7. Severance. Although it would seem that this would be the focus of a separation agreement, a surprising number of separation agreement forms that I have seen fail to address the form of the severance, i.e. lump sum or payment over time and type of currency; when severance commences; and who is responsible for paying it (where, for instance, there is a change of control of the company). The failure to specify the amount, the timing of payment, and currency could trigger potential tax liability under the Internal Revenue Code, among other things. Similarly, commencing payment without considering the timing requirements for a valid release and waiver of age discrimination claims, or other contingencies, may result in inadvertently handing an executive cash to use for her attorneys’ fees in a litigation against the company for employment-based claims.
8. Other Benefits. Although executive separations are the quintessential example of when “cash is king,” too often the value of non-cash severance benefits is underestimated. To an executive, continuation of health insurance benefits, a letter of recommendation or introduction to a contact for his next potential opportunity, the ability to keep computer equipment or a mobile phone number, or executive outplacement services can be of significant value and can bridge the gap between the cash that an executive may be demanding and the cash that a company is willing to provide.

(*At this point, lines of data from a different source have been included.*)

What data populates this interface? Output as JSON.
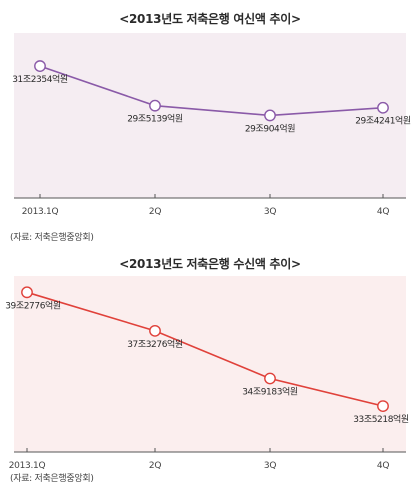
{
  "chart_data": [
    {
      "type": "line",
      "title": "<2013년도 저축은행 여신액 추이>",
      "categories": [
        "2013.1Q",
        "2Q",
        "3Q",
        "4Q"
      ],
      "values": [
        31.2354,
        29.5139,
        29.0904,
        29.4241
      ],
      "value_labels": [
        "31조2354억원",
        "29조5139억원",
        "29조904억원",
        "29조4241억원"
      ],
      "ylim": [
        25.5,
        32.5
      ],
      "source": "(자료: 저축은행중앙회)",
      "plot_background": "#f5edf2",
      "line_color": "#8a5aa8",
      "marker_fill": "#ffffff",
      "grid": false
    },
    {
      "type": "line",
      "title": "<2013년도 저축은행 수신액 추이>",
      "categories": [
        "2013.1Q",
        "2Q",
        "3Q",
        "4Q"
      ],
      "values": [
        39.2776,
        37.3276,
        34.9183,
        33.5218
      ],
      "value_labels": [
        "39조2776억원",
        "37조3276억원",
        "34조9183억원",
        "33조5218억원"
      ],
      "ylim": [
        31.2,
        39.9
      ],
      "source": "(자료: 저축은행중앙회)",
      "plot_background": "#fbeeee",
      "line_color": "#e0413a",
      "marker_fill": "#ffffff",
      "grid": false
    }
  ]
}
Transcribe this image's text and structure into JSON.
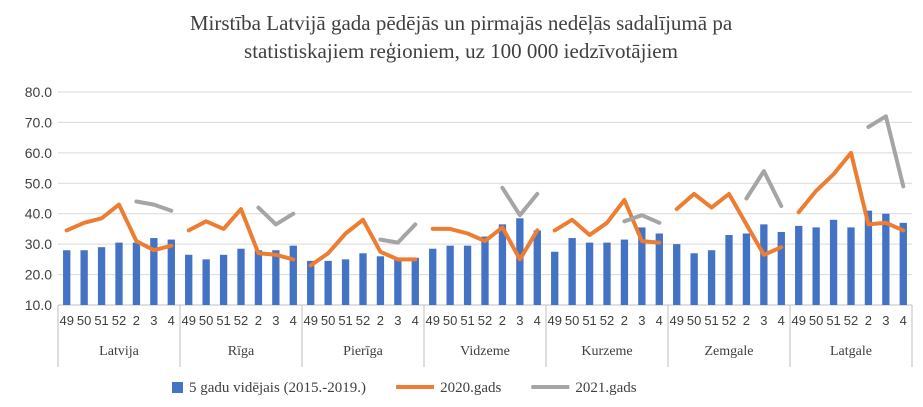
{
  "chart_data": {
    "type": "bar",
    "title": "Mirstība Latvijā gada pēdējās un pirmajās nedēļās sadalījumā pa statistiskajiem reģioniem, uz 100 000 iedzīvotājiem",
    "title_lines": [
      "Mirstība Latvijā gada pēdējās un pirmajās nedēļās sadalījumā pa",
      "statistiskajiem reģioniem, uz 100 000 iedzīvotājiem"
    ],
    "ylim": [
      10,
      80
    ],
    "yticks": [
      "10.0",
      "20.0",
      "30.0",
      "40.0",
      "50.0",
      "60.0",
      "70.0",
      "80.0"
    ],
    "grid": true,
    "legend_position": "bottom",
    "week_labels": [
      "49",
      "50",
      "51",
      "52",
      "2",
      "3",
      "4"
    ],
    "groups": [
      {
        "name": "Latvija",
        "bars": [
          28.0,
          28.0,
          29.0,
          30.5,
          30.5,
          32.0,
          31.5
        ],
        "y2020": [
          34.5,
          37.0,
          38.5,
          43.0,
          31.0,
          28.0,
          29.5
        ],
        "y2021": [
          null,
          null,
          null,
          null,
          44.0,
          43.0,
          41.0
        ]
      },
      {
        "name": "Rīga",
        "bars": [
          26.5,
          25.0,
          26.5,
          28.5,
          28.0,
          28.0,
          29.5
        ],
        "y2020": [
          34.5,
          37.5,
          35.0,
          41.5,
          27.0,
          26.5,
          25.0
        ],
        "y2021": [
          null,
          null,
          null,
          null,
          42.0,
          36.5,
          40.0
        ]
      },
      {
        "name": "Pierīga",
        "bars": [
          24.5,
          24.5,
          25.0,
          27.0,
          26.0,
          25.0,
          25.5
        ],
        "y2020": [
          23.0,
          27.0,
          33.5,
          38.0,
          27.5,
          25.0,
          25.0
        ],
        "y2021": [
          null,
          null,
          null,
          null,
          31.5,
          30.5,
          36.5
        ]
      },
      {
        "name": "Vidzeme",
        "bars": [
          28.5,
          29.5,
          29.5,
          32.5,
          36.5,
          38.5,
          34.5
        ],
        "y2020": [
          35.0,
          35.0,
          33.5,
          31.0,
          35.5,
          25.0,
          34.5
        ],
        "y2021": [
          null,
          null,
          null,
          null,
          48.5,
          39.5,
          46.5
        ]
      },
      {
        "name": "Kurzeme",
        "bars": [
          27.5,
          32.0,
          30.5,
          30.5,
          31.5,
          35.5,
          33.5
        ],
        "y2020": [
          34.5,
          38.0,
          33.0,
          37.0,
          44.5,
          31.0,
          30.5
        ],
        "y2021": [
          null,
          null,
          null,
          null,
          37.5,
          39.5,
          37.0
        ]
      },
      {
        "name": "Zemgale",
        "bars": [
          30.0,
          27.0,
          28.0,
          33.0,
          33.5,
          36.5,
          34.0
        ],
        "y2020": [
          41.5,
          46.5,
          42.0,
          46.5,
          36.5,
          26.5,
          29.0
        ],
        "y2021": [
          null,
          null,
          null,
          null,
          45.0,
          54.0,
          42.5
        ]
      },
      {
        "name": "Latgale",
        "bars": [
          36.0,
          35.5,
          38.0,
          35.5,
          41.0,
          40.0,
          37.0
        ],
        "y2020": [
          40.5,
          47.5,
          53.0,
          60.0,
          36.5,
          37.0,
          34.5
        ],
        "y2021": [
          null,
          null,
          null,
          null,
          68.5,
          72.0,
          49.0
        ]
      }
    ],
    "series": [
      {
        "name": "5 gadu vidējais (2015.-2019.)",
        "key": "bars",
        "type": "bar",
        "color": "#4472c4"
      },
      {
        "name": "2020.gads",
        "key": "y2020",
        "type": "line",
        "color": "#ed7d31"
      },
      {
        "name": "2021.gads",
        "key": "y2021",
        "type": "line",
        "color": "#a5a5a5"
      }
    ],
    "colors": {
      "grid": "#d9d9d9",
      "axis": "#bfbfbf"
    }
  }
}
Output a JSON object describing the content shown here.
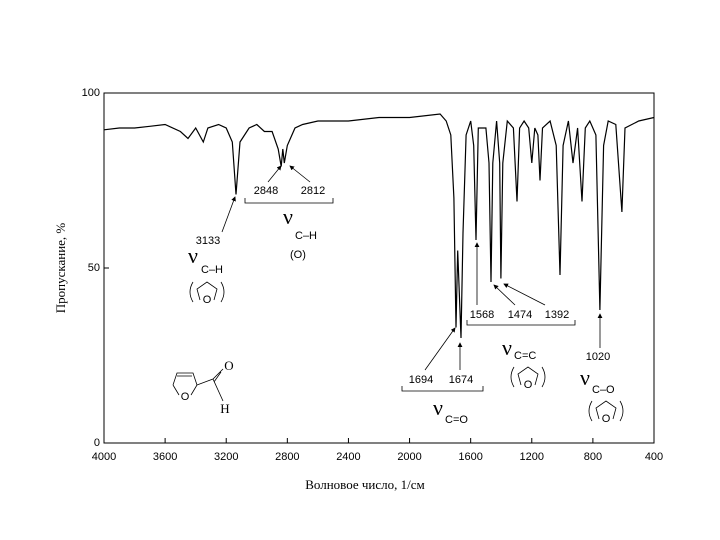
{
  "chart_data": {
    "type": "line",
    "x_label": "Волновое число, 1/см",
    "y_label": "Пропускание, %",
    "xlim": [
      4000,
      400
    ],
    "ylim": [
      0,
      100
    ],
    "xticks": [
      4000,
      3600,
      3200,
      2800,
      2400,
      2000,
      1600,
      1200,
      800,
      400
    ],
    "yticks": [
      0,
      50,
      100
    ],
    "grid": false,
    "series": [
      {
        "color": "#000000",
        "x": [
          4000,
          3900,
          3800,
          3700,
          3600,
          3500,
          3450,
          3400,
          3350,
          3320,
          3250,
          3200,
          3160,
          3136,
          3110,
          3050,
          3000,
          2950,
          2900,
          2860,
          2840,
          2830,
          2820,
          2800,
          2750,
          2700,
          2600,
          2400,
          2200,
          2000,
          1800,
          1760,
          1730,
          1710,
          1696,
          1685,
          1663,
          1650,
          1630,
          1600,
          1580,
          1565,
          1550,
          1500,
          1480,
          1467,
          1455,
          1430,
          1410,
          1402,
          1390,
          1360,
          1320,
          1297,
          1280,
          1250,
          1220,
          1200,
          1180,
          1160,
          1146,
          1130,
          1080,
          1040,
          1015,
          995,
          960,
          930,
          900,
          871,
          850,
          820,
          780,
          754,
          730,
          700,
          650,
          610,
          590,
          500,
          400
        ],
        "values": [
          89.5,
          90,
          90,
          90.5,
          91,
          89,
          87,
          90,
          86,
          90,
          91,
          90,
          86,
          71,
          86,
          90,
          91,
          89,
          89,
          84,
          79,
          84,
          80,
          85,
          90,
          91,
          92,
          92,
          93,
          93,
          94,
          92,
          88,
          70,
          33,
          55,
          30,
          60,
          88,
          92,
          85,
          58,
          90,
          90,
          80,
          46,
          80,
          92,
          80,
          47,
          80,
          92,
          90,
          69,
          90,
          92,
          90,
          80,
          90,
          88,
          75,
          90,
          92,
          85,
          48,
          85,
          92,
          80,
          90,
          69,
          90,
          92,
          88,
          38,
          85,
          92,
          91,
          66,
          90,
          92,
          93
        ]
      }
    ],
    "annotations": {
      "peaks": [
        "3133",
        "2848",
        "2812",
        "1694",
        "1674",
        "1568",
        "1474",
        "1392",
        "1020"
      ],
      "modes": [
        {
          "symbol": "ν",
          "bond": "C–H"
        },
        {
          "symbol": "ν",
          "bond": "C–H"
        },
        {
          "symbol": "ν",
          "bond": "C=O"
        },
        {
          "symbol": "ν",
          "bond": "C=C"
        },
        {
          "symbol": "ν",
          "bond": "C–O"
        }
      ],
      "aldehyde_group": "(O)",
      "atom": "O",
      "hydrogen": "H"
    }
  }
}
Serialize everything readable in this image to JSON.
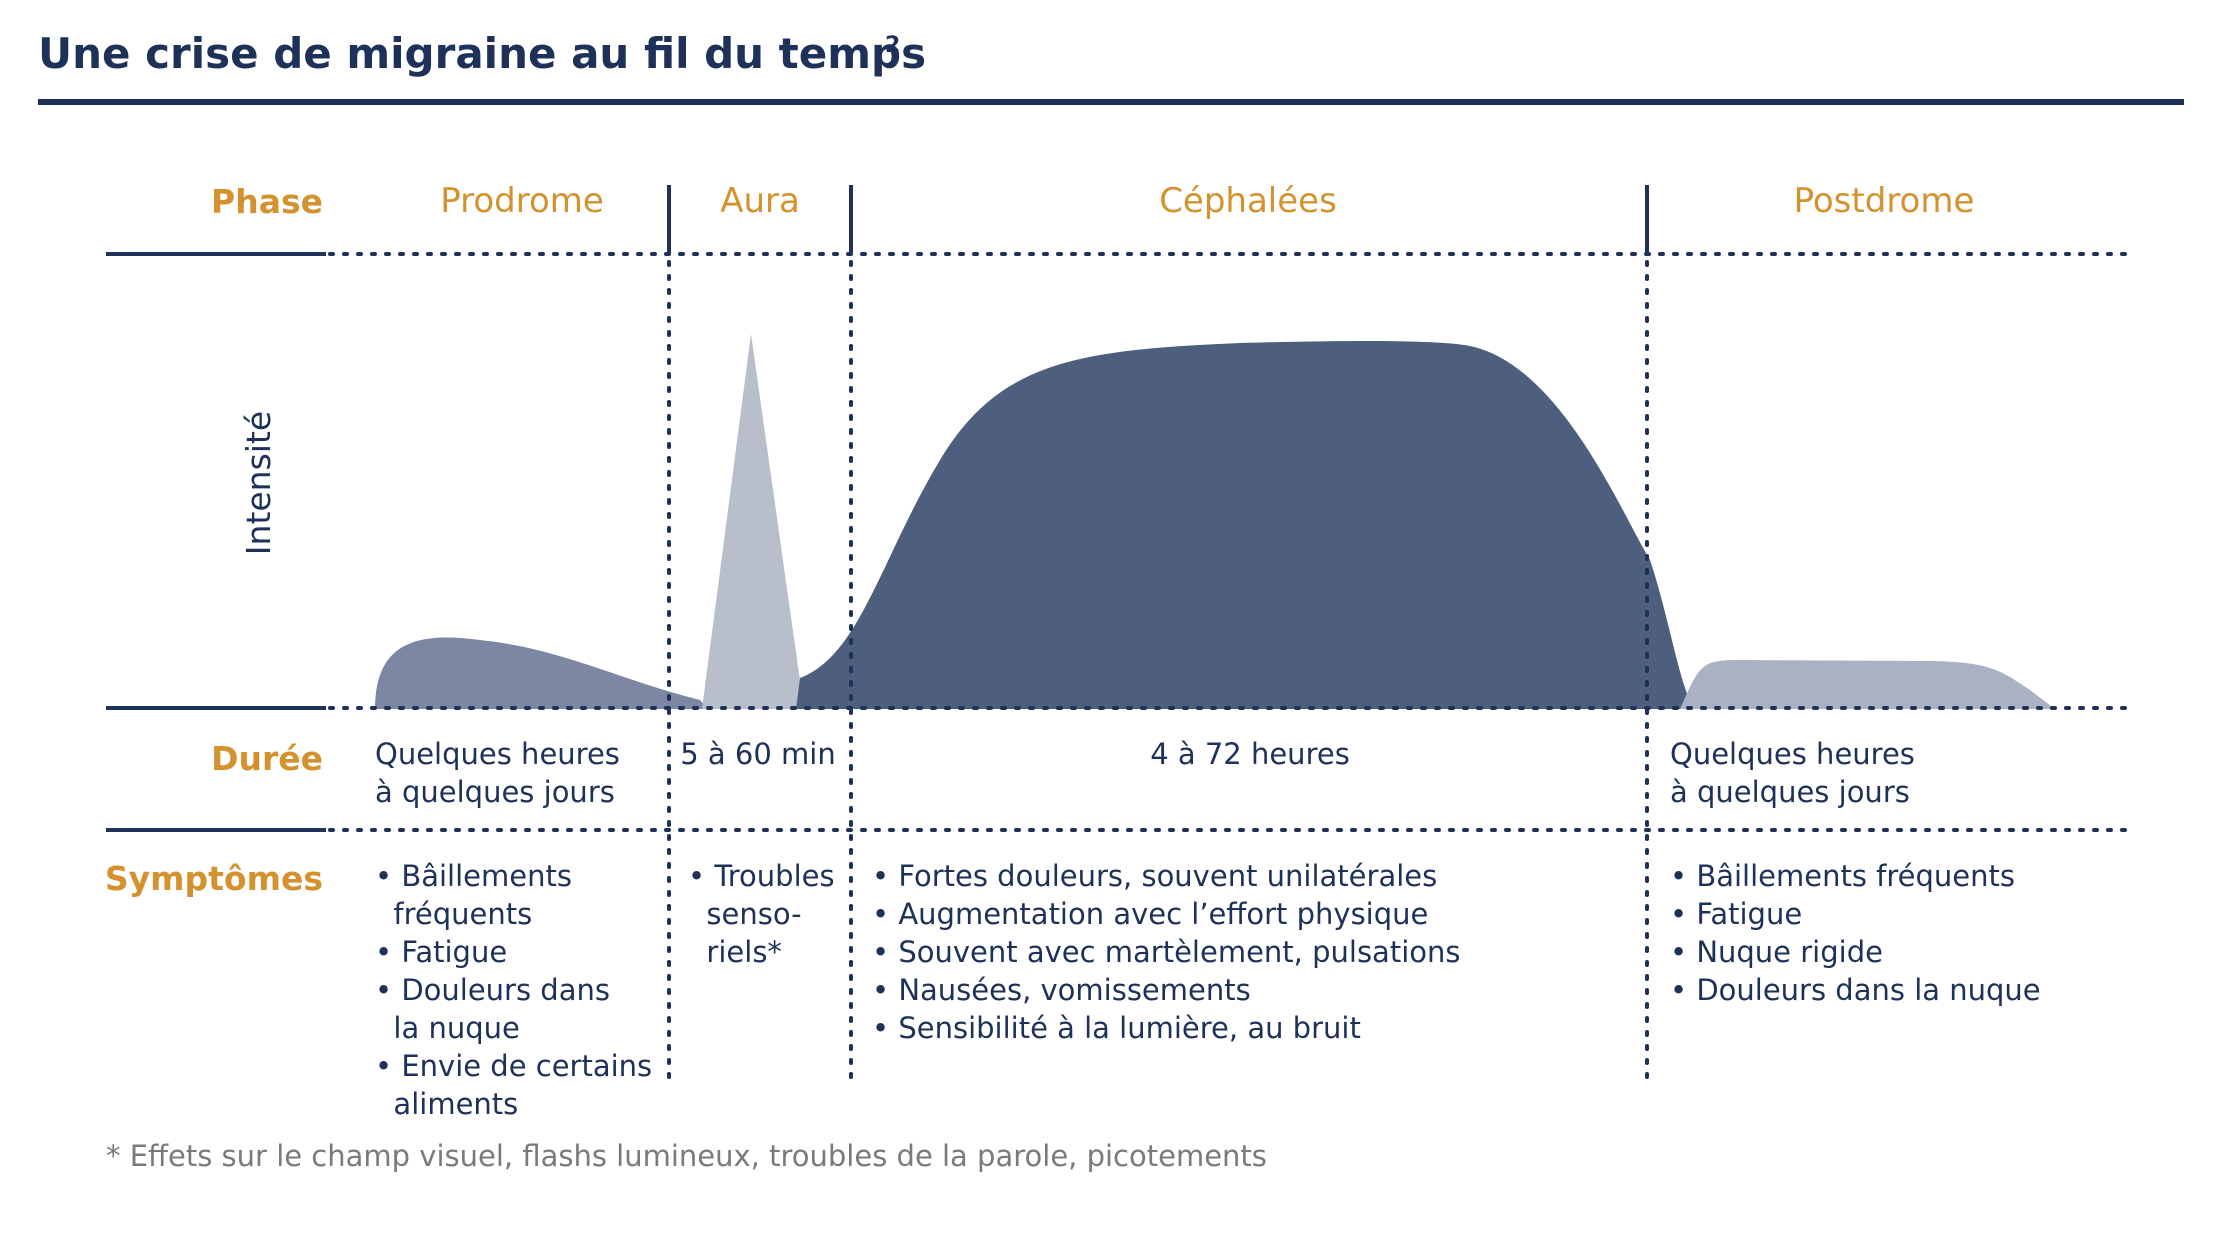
{
  "title": "Une crise de migraine au fil du temps",
  "title_sup": "2",
  "row_labels": {
    "phase": "Phase",
    "duree": "Durée",
    "symptomes": "Symptômes"
  },
  "y_axis_label": "Intensité",
  "phases": [
    {
      "name": "Prodrome",
      "duration": [
        "Quelques heures",
        "à quelques jours"
      ],
      "symptoms": [
        "• Bâillements",
        "  fréquents",
        "• Fatigue",
        "• Douleurs dans",
        "  la nuque",
        "• Envie de certains",
        "  aliments"
      ]
    },
    {
      "name": "Aura",
      "duration": [
        "5 à 60 min"
      ],
      "symptoms": [
        "• Troubles",
        "  senso-",
        "  riels*"
      ]
    },
    {
      "name": "Céphalées",
      "duration": [
        "4 à 72 heures"
      ],
      "symptoms": [
        "• Fortes douleurs, souvent unilatérales",
        "• Augmentation avec l’effort physique",
        "• Souvent avec martèlement, pulsations",
        "• Nausées, vomissements",
        "• Sensibilité à la lumière, au bruit"
      ]
    },
    {
      "name": "Postdrome",
      "duration": [
        "Quelques heures",
        "à quelques jours"
      ],
      "symptoms": [
        "• Bâillements fréquents",
        "• Fatigue",
        "• Nuque rigide",
        "• Douleurs dans la nuque"
      ]
    }
  ],
  "footnote": "* Effets sur le champ visuel, flashs lumineux, troubles de la parole, picotements",
  "colors": {
    "navy": "#1e3158",
    "orange": "#d4922e",
    "prodrome_fill": "#7b87a3",
    "aura_fill": "#b8bfca",
    "cephalees_fill": "#4d5f7c",
    "postdrome_fill": "#a9b1c2",
    "footnote": "#7a7a7a"
  }
}
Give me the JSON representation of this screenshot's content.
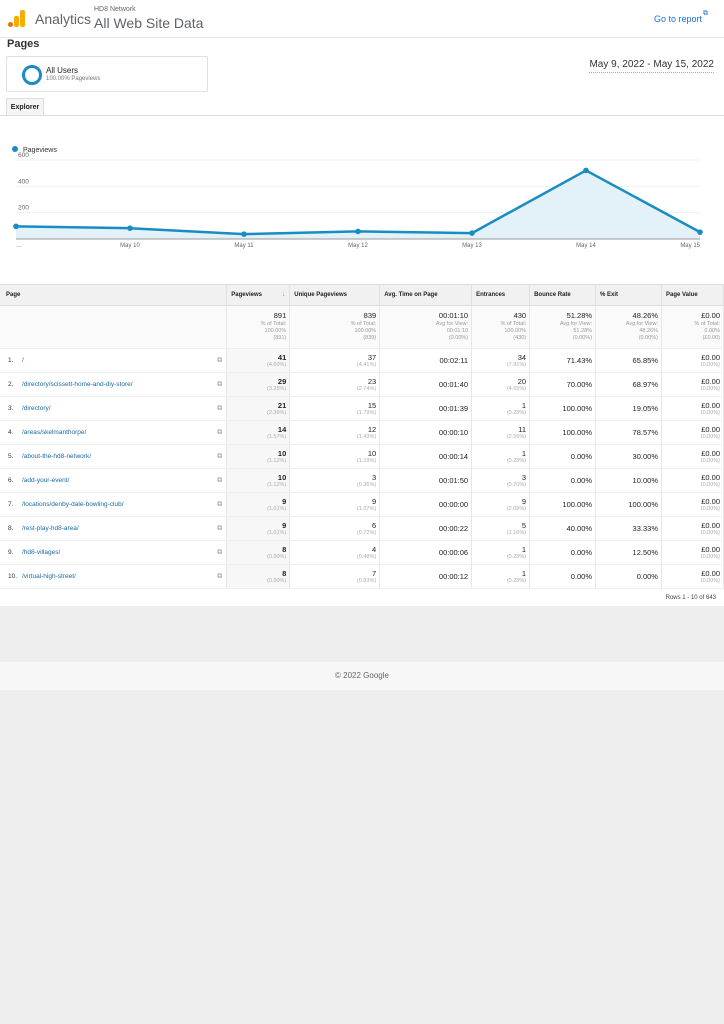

9. Termination Date. It is not unusual for there to be some period between the date an executive is notified of her termination and the actual date that the executive departs from the company. If the termination date is set well after the notice date, the company may want to consider whether or not it expects the executive to be performing any services for the company, among other things. Also, there may be considerations related to vesting of equity or retirement benefits that may warrant a later termination date, even if the company no longer wants or needs the executive to be actively engaged in the business.
10. Company Property. This issue often surrounds the use of a company computer, as many employees take their devices home for work. There could also be a company cell or vehicle that was part of the arrangement. The usual and immediate concern that employees share is the access to their private data that may be on the device. The first rule is to not conduct any private activities on company property, but in some instances that is not possible. While you may make attempts to purge the device of your private info, understand that the contacts and messages may be considered company property, and you destroying them can result in actions from the Company.